当他们来到那座高大的城市之时,所有人都震惊了,包括林西辰。
他惊愕的侧过头来,问那位女吏:“这座城……是刚建成的?”
女吏一脸的激动,眼中闪烁着崇拜的光,已经将万穗当成神明崇拜:“这是大王的神迹,她从外界带回了一座城市的缩微模型,放在地上,便地动山摇、泥土翻涌如浪、砖石自生如林,这座城市拔地而起,仅用一日,便矗立成形!”
林西辰皱着眉头想了想,突然就明白了。
古代的墓葬里总会放入一些缩微模型的陪葬品,普通人就是猪圈、羊圈,有钱人就会陪葬宫殿楼阁、整个仪仗队,更高等级的,陪葬的是整支军队。
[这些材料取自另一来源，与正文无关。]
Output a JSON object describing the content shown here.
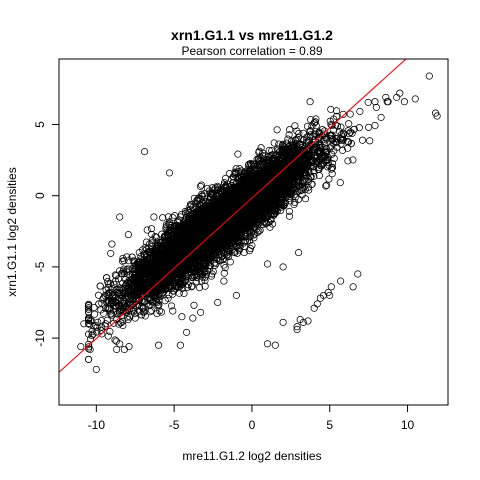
{
  "chart_data": {
    "type": "scatter",
    "title": "xrn1.G1.1 vs mre11.G1.2",
    "subtitle": "Pearson correlation =  0.89",
    "xlabel": "mre11.G1.2 log2 densities",
    "ylabel": "xrn1.G1.1 log2 densities",
    "xlim": [
      -12.4,
      12.6
    ],
    "ylim": [
      -14.7,
      9.6
    ],
    "xticks": [
      -10,
      -5,
      0,
      5,
      10
    ],
    "yticks": [
      -10,
      -5,
      0,
      5
    ],
    "tick_labels_x": [
      "-10",
      "-5",
      "0",
      "5",
      "10"
    ],
    "tick_labels_y": [
      "-10",
      "-5",
      "0",
      "5"
    ],
    "grid": false,
    "marker": "open-circle",
    "point_color": "#000000",
    "fit_line": {
      "color": "#ff0000",
      "x": [
        -12.4,
        9.9
      ],
      "y": [
        -12.4,
        9.6
      ]
    },
    "cloud": {
      "n": 7000,
      "center_x": -2.0,
      "center_y": -1.9,
      "sd_x": 3.0,
      "resid_sd": 1.1,
      "slope": 0.8
    },
    "points": [
      [
        -11.0,
        -10.6
      ],
      [
        -10.0,
        -12.2
      ],
      [
        -10.8,
        -9.0
      ],
      [
        -10.3,
        -8.8
      ],
      [
        -10.4,
        -10.8
      ],
      [
        -8.7,
        -10.8
      ],
      [
        -8.2,
        -10.8
      ],
      [
        -8.5,
        -10.4
      ],
      [
        -7.9,
        -10.6
      ],
      [
        -6.0,
        -10.5
      ],
      [
        -6.9,
        3.1
      ],
      [
        -5.3,
        1.6
      ],
      [
        -6.3,
        -1.5
      ],
      [
        -8.5,
        -1.5
      ],
      [
        -9.0,
        -3.4
      ],
      [
        -9.4,
        -9.0
      ],
      [
        -7.5,
        -8.6
      ],
      [
        -4.5,
        -8.5
      ],
      [
        -4.6,
        -10.5
      ],
      [
        -4.2,
        -9.6
      ],
      [
        -3.8,
        -8.6
      ],
      [
        -3.3,
        -8.2
      ],
      [
        -2.2,
        -7.5
      ],
      [
        -1.0,
        -7.0
      ],
      [
        -1.8,
        -6.0
      ],
      [
        1.0,
        -10.4
      ],
      [
        1.5,
        -10.5
      ],
      [
        2.9,
        -9.2
      ],
      [
        2.9,
        -9.4
      ],
      [
        3.1,
        -8.7
      ],
      [
        2.0,
        -8.9
      ],
      [
        3.3,
        -8.9
      ],
      [
        3.6,
        -8.8
      ],
      [
        4.0,
        -7.9
      ],
      [
        4.2,
        -7.6
      ],
      [
        4.4,
        -7.2
      ],
      [
        4.6,
        -7.0
      ],
      [
        4.9,
        -6.8
      ],
      [
        5.0,
        -7.0
      ],
      [
        5.1,
        -6.4
      ],
      [
        5.7,
        -6.0
      ],
      [
        6.5,
        -6.4
      ],
      [
        6.8,
        -5.5
      ],
      [
        1.0,
        -4.8
      ],
      [
        2.0,
        -5.0
      ],
      [
        3.0,
        -4.0
      ],
      [
        0.0,
        -3.5
      ],
      [
        -0.5,
        -4.0
      ],
      [
        10.5,
        6.8
      ],
      [
        11.4,
        8.4
      ],
      [
        11.8,
        5.8
      ],
      [
        11.9,
        5.6
      ],
      [
        8.0,
        6.2
      ],
      [
        8.6,
        6.9
      ],
      [
        9.3,
        6.9
      ],
      [
        9.5,
        7.2
      ],
      [
        8.3,
        5.5
      ],
      [
        7.5,
        4.8
      ],
      [
        -3.0,
        -1.5
      ],
      [
        -2.0,
        -0.9
      ]
    ]
  }
}
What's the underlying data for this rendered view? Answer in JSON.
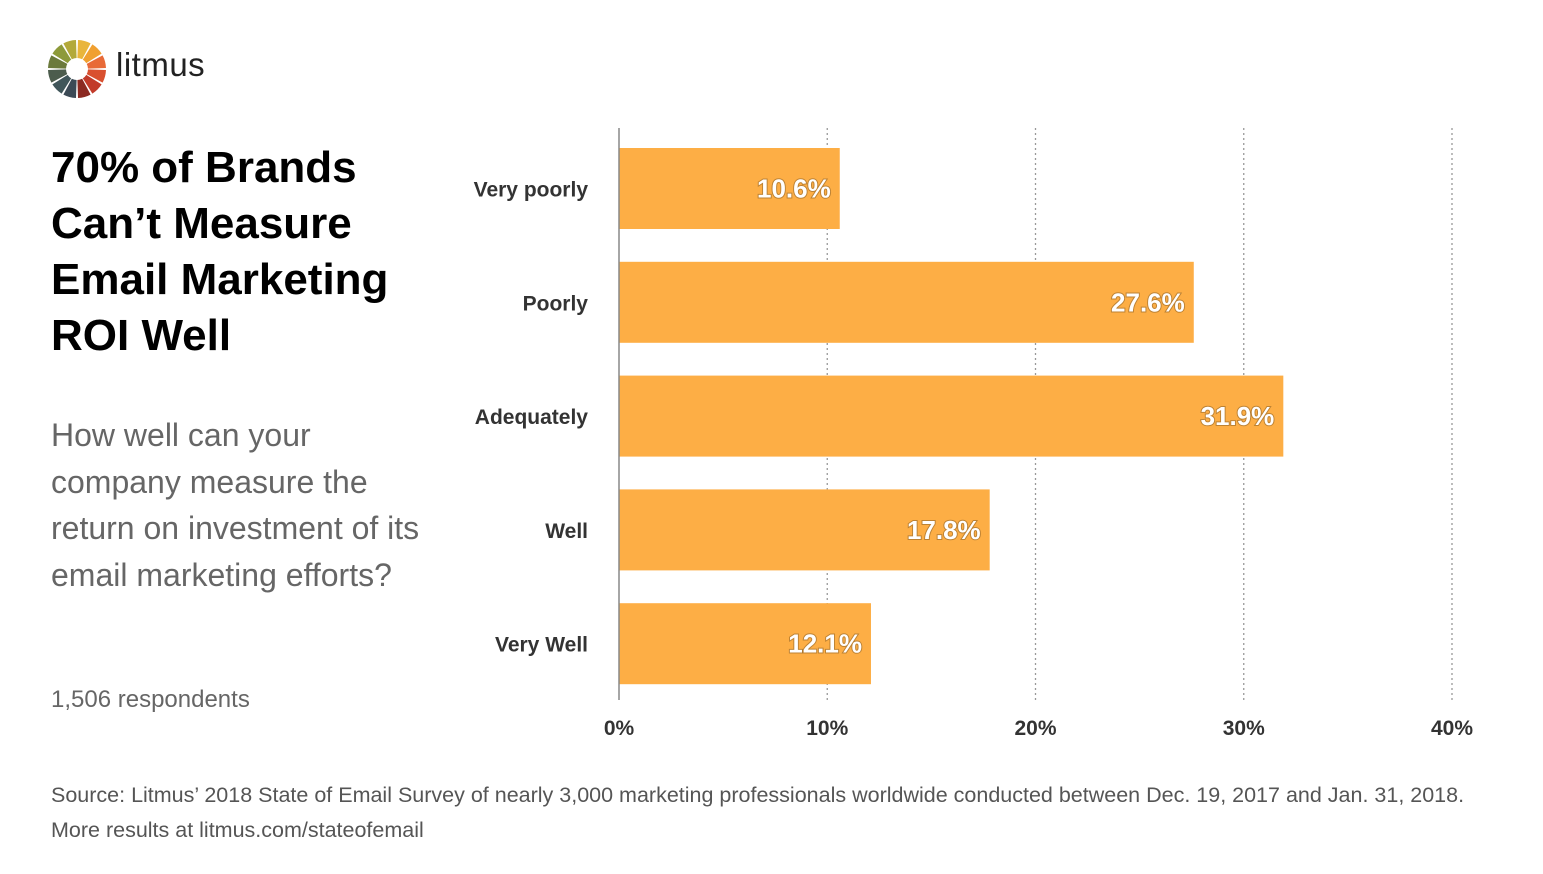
{
  "logo": {
    "text": "litmus",
    "colors": [
      "#e9b53b",
      "#f0a030",
      "#e86a38",
      "#d9502f",
      "#c23b2a",
      "#8c2a22",
      "#3c4a56",
      "#40565a",
      "#4c5c4d",
      "#6b7a3c",
      "#8d9a3a",
      "#b3a93a"
    ]
  },
  "title": "70% of Brands Can’t Measure Email Marketing ROI Well",
  "question": "How well can your company measure the return on investment of its email marketing efforts?",
  "respondents": "1,506 respondents",
  "source": "Source: Litmus’ 2018 State of Email Survey of nearly 3,000 marketing professionals worldwide conducted between Dec. 19, 2017 and Jan. 31, 2018. More results at litmus.com/stateofemail",
  "chart_data": {
    "type": "bar",
    "orientation": "horizontal",
    "categories": [
      "Very poorly",
      "Poorly",
      "Adequately",
      "Well",
      "Very Well"
    ],
    "values": [
      10.6,
      27.6,
      31.9,
      17.8,
      12.1
    ],
    "data_labels": [
      "10.6%",
      "27.6%",
      "31.9%",
      "17.8%",
      "12.1%"
    ],
    "xlim": [
      0,
      40
    ],
    "x_ticks": [
      0,
      10,
      20,
      30,
      40
    ],
    "x_tick_labels": [
      "0%",
      "10%",
      "20%",
      "30%",
      "40%"
    ],
    "grid": "vertical dotted",
    "bar_color": "#fdae45"
  }
}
这些缩微模型和小人都是用陶土制作而成,还有的会用木头制作,只不过木头不好保存,因此如今能在博物馆里看到的都是陶器。
按照古人的思维,这些陶制模型本就是为死者在彼岸世界准备的“真实”居所,在彼岸世界里,它们会变得和现实中一样。
后来烧制陶器太费事也太花钱了,底层的平民们用不起,而纸张的价格又打下来了,因此人们便改用纸扎,纸马、纸屋、纸人……皆是此理。
所以大王用微缩模型制作亡灵生活的城市,似乎也符合古人“事死如事生”的信仰逻辑。
林西辰便对晏逐尘和顾晋谦说:“两位先安排人手和我们的吏员们一起将老百姓安顿好,之后我们会将百姓登记造册、分发凭证,务必确保每户一契、每丁一粮。城中已设十二坊,每坊各设里正、医者、教谕与工头,凡新入者皆依籍贯分坊而居,不得混杂。”
晏逐尘二人都答应了一声,立刻去安排了。
这种琐事十分繁杂,好在这些百姓都很听话,他们一辈子没有住过这么好的屋子,能够免费分发房屋,他们感恩戴德都来不及,不会嫌弃什么地段不好、往来不方便。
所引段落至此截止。